Terça-feira, 04 de novembro de 2025
Por Redação O Sul | 4 de fevereiro de 2021
				No balcão da farmácia, o cliente pede um vermífugo para combater a covid-19. Apesar do alerta do farmacêutico de que não há eficácia comprovada, a compra é concluída. Com ou sem o aviso na drogaria, a cena se repetiu à exaustão em 2020, fazendo com que medicamentos como a hidroxicloroquina (antimalárico), a ivermectina (vermífugo) e a nitazoxanida (antiparasitário) tivessem altas expressivas nas vendas em 2020.

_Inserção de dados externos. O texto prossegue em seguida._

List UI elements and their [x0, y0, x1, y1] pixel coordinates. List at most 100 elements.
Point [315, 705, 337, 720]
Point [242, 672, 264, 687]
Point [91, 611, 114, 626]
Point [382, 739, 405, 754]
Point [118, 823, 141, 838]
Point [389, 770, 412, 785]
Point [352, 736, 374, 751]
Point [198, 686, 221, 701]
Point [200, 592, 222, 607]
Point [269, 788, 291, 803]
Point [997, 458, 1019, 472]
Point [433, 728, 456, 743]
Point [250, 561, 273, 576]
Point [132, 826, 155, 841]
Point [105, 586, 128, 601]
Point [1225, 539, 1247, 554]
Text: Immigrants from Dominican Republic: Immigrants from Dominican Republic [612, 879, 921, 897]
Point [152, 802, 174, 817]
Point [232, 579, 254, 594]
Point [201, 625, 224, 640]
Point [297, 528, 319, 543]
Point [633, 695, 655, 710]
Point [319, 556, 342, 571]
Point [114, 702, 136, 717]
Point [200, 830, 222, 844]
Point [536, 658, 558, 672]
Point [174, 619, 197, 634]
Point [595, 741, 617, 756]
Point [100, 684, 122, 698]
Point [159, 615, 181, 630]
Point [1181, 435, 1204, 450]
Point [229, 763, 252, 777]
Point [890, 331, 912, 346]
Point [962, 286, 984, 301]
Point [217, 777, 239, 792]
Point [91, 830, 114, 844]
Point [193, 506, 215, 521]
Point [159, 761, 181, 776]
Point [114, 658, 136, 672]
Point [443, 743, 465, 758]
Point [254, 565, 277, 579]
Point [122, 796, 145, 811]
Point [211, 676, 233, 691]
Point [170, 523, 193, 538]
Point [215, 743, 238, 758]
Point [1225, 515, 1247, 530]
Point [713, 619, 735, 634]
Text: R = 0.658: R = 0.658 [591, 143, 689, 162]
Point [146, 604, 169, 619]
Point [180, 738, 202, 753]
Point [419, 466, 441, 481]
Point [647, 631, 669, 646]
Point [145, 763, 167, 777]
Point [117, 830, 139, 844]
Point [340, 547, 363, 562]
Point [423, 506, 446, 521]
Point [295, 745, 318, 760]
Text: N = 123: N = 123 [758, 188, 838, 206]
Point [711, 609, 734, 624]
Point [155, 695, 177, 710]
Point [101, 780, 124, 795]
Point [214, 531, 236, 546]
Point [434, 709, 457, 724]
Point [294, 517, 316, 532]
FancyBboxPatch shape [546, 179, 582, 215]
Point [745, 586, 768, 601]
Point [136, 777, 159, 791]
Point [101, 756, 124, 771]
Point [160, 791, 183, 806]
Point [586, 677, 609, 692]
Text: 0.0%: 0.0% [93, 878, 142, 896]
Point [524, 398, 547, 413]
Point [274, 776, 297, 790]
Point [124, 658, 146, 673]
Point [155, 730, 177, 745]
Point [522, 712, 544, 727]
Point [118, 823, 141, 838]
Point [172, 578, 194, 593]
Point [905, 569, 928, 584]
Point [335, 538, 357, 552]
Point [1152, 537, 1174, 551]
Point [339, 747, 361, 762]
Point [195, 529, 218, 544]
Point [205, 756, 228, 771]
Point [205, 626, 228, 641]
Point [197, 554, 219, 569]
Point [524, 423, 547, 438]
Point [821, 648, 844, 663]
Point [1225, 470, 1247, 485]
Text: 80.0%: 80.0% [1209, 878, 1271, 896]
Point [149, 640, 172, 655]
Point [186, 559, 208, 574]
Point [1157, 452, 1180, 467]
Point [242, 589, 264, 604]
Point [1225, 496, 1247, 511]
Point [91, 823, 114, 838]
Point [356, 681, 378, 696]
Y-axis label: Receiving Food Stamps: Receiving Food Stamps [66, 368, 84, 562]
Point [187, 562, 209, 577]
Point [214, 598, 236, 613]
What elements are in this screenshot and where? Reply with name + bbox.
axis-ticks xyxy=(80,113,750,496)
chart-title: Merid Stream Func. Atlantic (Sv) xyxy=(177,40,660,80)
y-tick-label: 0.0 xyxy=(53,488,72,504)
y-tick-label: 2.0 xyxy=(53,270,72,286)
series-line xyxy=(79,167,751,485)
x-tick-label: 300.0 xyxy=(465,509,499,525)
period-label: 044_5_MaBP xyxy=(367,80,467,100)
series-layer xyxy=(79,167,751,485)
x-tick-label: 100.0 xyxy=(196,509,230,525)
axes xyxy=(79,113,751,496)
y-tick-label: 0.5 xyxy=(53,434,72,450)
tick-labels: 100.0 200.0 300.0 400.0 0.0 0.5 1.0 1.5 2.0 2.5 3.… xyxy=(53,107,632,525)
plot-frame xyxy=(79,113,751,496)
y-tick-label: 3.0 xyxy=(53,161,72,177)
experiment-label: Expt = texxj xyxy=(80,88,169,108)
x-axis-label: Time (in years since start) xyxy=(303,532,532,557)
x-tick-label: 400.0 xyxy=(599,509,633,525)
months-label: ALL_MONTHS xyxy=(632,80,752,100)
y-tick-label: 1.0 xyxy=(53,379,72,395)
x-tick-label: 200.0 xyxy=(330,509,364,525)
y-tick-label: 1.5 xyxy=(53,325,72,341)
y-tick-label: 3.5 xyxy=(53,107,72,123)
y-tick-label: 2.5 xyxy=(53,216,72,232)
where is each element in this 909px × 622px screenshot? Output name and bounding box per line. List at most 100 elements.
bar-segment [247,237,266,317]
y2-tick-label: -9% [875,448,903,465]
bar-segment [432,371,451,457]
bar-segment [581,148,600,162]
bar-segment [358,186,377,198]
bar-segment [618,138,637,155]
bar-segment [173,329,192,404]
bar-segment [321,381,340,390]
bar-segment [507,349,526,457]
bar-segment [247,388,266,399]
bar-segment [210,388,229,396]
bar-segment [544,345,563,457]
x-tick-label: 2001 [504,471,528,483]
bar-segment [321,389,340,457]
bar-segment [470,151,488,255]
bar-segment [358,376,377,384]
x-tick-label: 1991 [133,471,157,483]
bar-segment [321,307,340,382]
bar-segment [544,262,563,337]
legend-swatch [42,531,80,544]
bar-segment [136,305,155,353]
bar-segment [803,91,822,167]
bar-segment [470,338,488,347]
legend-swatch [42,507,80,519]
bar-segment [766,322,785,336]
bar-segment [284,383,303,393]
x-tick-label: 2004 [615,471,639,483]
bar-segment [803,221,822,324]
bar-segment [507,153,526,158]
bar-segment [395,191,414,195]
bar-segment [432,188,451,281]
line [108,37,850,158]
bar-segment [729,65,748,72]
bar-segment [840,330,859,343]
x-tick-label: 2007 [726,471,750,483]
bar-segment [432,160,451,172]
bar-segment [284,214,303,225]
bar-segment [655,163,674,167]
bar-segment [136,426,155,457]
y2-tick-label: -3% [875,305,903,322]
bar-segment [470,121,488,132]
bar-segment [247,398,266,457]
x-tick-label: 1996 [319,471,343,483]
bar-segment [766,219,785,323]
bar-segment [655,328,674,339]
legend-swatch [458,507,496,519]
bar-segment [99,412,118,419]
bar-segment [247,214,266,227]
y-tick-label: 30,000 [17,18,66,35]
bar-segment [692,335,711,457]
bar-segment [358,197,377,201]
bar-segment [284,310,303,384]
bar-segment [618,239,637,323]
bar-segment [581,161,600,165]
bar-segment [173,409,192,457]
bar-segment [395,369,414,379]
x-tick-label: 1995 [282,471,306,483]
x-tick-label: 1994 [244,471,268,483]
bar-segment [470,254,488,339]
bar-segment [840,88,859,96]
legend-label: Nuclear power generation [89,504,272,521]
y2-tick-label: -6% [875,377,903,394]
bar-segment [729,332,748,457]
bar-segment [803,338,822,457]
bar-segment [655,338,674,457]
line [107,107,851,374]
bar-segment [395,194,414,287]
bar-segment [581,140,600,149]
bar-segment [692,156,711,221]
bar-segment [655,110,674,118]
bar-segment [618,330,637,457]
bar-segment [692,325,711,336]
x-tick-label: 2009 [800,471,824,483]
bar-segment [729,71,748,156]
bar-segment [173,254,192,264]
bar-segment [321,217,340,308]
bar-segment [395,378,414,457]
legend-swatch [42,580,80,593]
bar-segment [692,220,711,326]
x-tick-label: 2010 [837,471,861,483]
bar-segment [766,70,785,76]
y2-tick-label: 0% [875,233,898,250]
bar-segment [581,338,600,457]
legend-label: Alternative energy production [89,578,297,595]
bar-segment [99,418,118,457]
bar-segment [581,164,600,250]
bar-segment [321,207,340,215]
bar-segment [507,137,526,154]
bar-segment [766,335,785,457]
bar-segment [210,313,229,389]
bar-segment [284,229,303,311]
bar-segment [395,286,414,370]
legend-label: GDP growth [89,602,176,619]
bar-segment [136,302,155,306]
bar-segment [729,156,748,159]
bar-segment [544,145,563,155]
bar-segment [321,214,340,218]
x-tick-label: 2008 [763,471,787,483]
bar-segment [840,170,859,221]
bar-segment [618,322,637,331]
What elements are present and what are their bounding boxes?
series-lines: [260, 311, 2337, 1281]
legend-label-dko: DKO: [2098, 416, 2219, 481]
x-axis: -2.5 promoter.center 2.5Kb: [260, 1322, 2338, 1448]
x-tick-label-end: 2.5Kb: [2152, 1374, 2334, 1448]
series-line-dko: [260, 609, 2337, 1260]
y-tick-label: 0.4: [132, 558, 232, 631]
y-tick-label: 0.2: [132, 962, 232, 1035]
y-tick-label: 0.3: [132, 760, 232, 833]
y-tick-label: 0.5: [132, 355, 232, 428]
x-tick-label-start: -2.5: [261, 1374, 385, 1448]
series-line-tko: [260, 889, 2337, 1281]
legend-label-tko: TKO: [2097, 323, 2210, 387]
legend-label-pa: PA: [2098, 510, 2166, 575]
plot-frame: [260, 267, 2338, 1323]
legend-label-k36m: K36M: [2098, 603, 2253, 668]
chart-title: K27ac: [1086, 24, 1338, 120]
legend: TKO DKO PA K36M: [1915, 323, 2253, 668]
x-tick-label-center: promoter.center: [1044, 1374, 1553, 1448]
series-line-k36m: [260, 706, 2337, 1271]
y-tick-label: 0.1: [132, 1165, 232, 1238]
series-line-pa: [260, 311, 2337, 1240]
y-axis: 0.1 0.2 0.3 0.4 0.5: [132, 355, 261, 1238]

Apenas no caso da hidroxicloroquina, o total mais que dobrou, passando de 963 mil em 2019 para 2 milhões de unidades em 2020, conforme levantamento obtido junto ao Conselho Federal de Farmácia (CFF).
Na base desta discussão está o uso dos medicamentos off-label (fora da indicação já prevista em bula): o Conselho Federal de Medicina (CFM) diz que não endossa o uso, mas defende a autonomia dos médicos.
Aos três remédios já citados acima se juntam outros que chegaram a ser agrupados no chamado “kit-covid”, voltado ao suposto “tratamento precoce” da doença. As drogas foram prescritas por médicos brasileiros apesar de estudos científicos no Brasil e no mundo não apontarem benefícios e alertarem para riscos associados ao uso.
Além de especialistas, de algumas entidades médicas e de pesquisas publicadas em revistas científicas, até mesmo a Organização Mundial da Saúde (OMS) apontou a ineficácia da estratégia off-label que impactou o varejo farmacêutico. Entretanto, na avaliação das empresas, a responsabilidade pelo aumento das vendas fica com os profissionais que têm poder de assinar a receita.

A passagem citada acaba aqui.